Thanks to some pretty genius recipes, I've graduated from popcorn to other gratifying nooch applications. Adding nutritional yeast to a buttery, salty bread-crumb topping for a bit of tang seemed so obvious to me after I saw Alexa Weibel do so for her creamy Swiss chard pasta.

Using nutritional yeast as a wholesale cheese substitute isn't novel, but I particularly love how it completely replaces Parmesan when blended into Becky Hughes's beloved vegan Caesar dressing, and how it adds a familiar richness when paired with dairy-free butter in Ali Slagle's vegan twice-baked potatoes.

And then there are all of the seasoning blends you can make that aren't exclusively for popcorn, like Bryant Terry's umami powder — a combination of pulverized dried mushrooms, nutritional yeast and nuts — which he uses in his pesto-ish pasta sauce made with blanched broccoli.

Allow that container of nooch to languish no longer!

One More Thing!

I knew I was going to miss having a dishwasher when I moved into a new apartment last year, but I really did not expect to miss having a microwave. But thanks to my colleague Priya Krishna, I do!

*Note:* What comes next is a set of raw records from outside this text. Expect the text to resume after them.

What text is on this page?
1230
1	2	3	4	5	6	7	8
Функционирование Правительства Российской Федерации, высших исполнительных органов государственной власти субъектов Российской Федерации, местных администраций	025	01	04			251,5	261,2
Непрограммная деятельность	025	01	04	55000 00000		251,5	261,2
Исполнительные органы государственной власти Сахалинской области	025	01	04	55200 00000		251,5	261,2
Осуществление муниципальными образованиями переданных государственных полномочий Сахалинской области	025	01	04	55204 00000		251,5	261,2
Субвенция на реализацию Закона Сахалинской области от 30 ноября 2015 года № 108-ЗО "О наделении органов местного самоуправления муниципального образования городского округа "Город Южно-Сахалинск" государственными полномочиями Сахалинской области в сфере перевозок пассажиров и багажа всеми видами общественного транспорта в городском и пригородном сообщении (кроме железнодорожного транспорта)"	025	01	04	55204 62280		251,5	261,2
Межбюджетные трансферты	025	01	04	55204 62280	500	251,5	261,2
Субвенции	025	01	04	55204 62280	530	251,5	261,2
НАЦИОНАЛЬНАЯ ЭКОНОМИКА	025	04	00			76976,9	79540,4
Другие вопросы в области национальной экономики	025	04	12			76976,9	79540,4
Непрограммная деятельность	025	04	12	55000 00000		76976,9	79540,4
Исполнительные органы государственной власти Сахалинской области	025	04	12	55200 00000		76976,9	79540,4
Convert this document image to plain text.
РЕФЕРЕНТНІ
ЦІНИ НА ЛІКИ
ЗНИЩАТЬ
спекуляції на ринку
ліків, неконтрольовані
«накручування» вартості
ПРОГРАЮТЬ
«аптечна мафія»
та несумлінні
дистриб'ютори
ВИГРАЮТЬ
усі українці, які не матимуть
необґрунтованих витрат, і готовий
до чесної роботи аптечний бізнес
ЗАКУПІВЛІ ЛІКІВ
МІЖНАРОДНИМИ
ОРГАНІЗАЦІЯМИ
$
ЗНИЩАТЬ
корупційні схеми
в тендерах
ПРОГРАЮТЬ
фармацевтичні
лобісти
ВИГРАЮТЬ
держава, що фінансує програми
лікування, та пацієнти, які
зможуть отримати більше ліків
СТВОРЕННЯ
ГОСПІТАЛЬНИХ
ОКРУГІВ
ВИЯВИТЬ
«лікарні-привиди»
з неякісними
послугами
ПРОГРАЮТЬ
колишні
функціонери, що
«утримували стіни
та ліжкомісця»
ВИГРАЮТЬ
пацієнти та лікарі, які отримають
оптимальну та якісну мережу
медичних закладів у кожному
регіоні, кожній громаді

I am so intrigued by her method for cooking rice in the microwave, her preferred appliance for preparing the grain. (Apart from an Uncle Ben's-type bagged rice, I've never made microwave rice.) The microwave is, per her detailed reporting, more consistent than a stovetop burner and more practical than a single-function appliance like a rice cooker. College students without access to a stove, as well as folks without counter space to spare, may find this technique especially useful:

"But the method that worked every time was also the simplest: rinsing the rice thoroughly, adding double the amount of water, and microwaving, uncovered, for 15 to 25 minutes, depending on the wattage of the machine. It may take a few attempts to figure out the exact timing for your microwave — in my 700-watt machine, it takes 22 and a half minutes — but once you do, you won't have to think twice about it."